Gilbert said he believes a lot of people just don’t see that connectivity.

“They think ‘No harm in just tossing this one Styrofoam cup out,’ and people don’t realize it’s a long chain,” he said.

Current Problems recognizes the need for what Llinas calls “watershed awareness.” 

The organization’s founders focused on teaching North Floridians that they are upstream neighbors to entire communities across Florida and to convey a responsibility to those communities, she said. 

The public’s attitudes about coastal issues like the algae blooms in Eastern Florida don’t take into account how “that starts in our streams, that starts in our waterways and our backyards,” she added. 

These issues are bigger than just individual actions, Llinas said. 

Llinas leads the organization with what she calls a sustainability mindset that uses programming and education to address the systemic conditions, not just their environmental outcomes, that feed pollution into the water in the first place. 

In a single cleanup, finding dozens of plastic bottles and Styrofoam cups comes as no surprise, but neither does a half-submerged shopping cart.
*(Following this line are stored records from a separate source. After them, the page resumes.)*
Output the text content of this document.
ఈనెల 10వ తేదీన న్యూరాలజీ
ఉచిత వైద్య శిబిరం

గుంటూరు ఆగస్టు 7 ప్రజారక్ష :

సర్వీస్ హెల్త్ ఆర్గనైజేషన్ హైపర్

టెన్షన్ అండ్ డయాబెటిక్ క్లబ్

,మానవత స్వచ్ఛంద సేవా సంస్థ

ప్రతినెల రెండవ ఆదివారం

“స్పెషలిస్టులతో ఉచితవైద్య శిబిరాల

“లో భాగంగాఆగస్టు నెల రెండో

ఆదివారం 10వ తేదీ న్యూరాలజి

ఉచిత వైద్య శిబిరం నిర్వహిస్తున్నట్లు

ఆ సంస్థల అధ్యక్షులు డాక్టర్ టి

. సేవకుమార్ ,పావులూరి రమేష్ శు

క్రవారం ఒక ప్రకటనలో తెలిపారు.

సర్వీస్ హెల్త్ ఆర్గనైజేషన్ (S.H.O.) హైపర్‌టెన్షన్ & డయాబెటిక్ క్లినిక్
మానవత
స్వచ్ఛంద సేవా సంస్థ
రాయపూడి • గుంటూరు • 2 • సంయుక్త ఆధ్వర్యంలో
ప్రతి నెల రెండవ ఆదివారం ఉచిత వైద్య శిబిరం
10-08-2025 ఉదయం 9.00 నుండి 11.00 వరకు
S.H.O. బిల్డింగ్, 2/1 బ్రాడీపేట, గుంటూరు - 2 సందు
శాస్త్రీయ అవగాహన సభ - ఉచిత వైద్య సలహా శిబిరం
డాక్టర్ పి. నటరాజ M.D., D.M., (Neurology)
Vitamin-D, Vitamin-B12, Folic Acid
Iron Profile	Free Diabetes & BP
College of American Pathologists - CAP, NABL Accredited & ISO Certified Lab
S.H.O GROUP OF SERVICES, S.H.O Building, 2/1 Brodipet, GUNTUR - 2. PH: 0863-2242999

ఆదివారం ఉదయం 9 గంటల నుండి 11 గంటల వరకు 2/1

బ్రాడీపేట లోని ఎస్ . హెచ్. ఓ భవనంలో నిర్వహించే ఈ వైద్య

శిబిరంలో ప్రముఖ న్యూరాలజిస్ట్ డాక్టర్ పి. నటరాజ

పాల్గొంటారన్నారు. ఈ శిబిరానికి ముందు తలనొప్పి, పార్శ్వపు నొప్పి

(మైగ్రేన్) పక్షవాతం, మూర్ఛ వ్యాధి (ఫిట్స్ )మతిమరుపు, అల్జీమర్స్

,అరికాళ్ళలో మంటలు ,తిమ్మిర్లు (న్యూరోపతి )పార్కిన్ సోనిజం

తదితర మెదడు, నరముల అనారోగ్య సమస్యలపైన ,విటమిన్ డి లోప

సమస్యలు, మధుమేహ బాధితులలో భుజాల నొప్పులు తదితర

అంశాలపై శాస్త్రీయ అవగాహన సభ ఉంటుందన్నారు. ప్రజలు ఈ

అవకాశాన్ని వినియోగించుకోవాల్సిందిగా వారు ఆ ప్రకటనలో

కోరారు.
The objects that are dragged from the water range in size, shape and material and are all carefully cataloged by Llinas. 

Current Problems uses this data to partner with public and private organizations across the 19 counties it services to bolster the availability of local resources. Its efforts to offer responsible disposal options range from proposing new recycling bin placements to initiating tire reclamation events.

Public education initiatives, Alachua County officials emphasize, are crucial for reducing water pollution. 

“You get ahead of the curve by educating,” Gilbert said. 

Though Alachua County enforces water quality codes, a lot of the time, people just don’t know, Greco said. She works with Alachua County Environmental Protection Department in the “Only Rain Down the Drain” campaign to promote best management practices for storm drain discharge. 

 Greco said she believes Current Problems’ cleanups are a great way to get people involved to see that impact. And volunteers agree. 

Evan Asuncion, a second-year University of Florida student, called his March experience trekking the water-saturated ground of Hogtown Creek with Llinas rewarding.

Asuncion, who is originally from Jacksonville, said he was previously unaware of the extent and impact of pollution in Gainesville’s natural areas. 

After unearthing tarps from the dirt and plucking bottles from the stream, his perspective has shifted. 

Now, he’s more cognizant of the role he can play in directly effecting change. 

“More people should be aware of this type of community, this type of doing, this type of volunteer work — and then contribute to it.”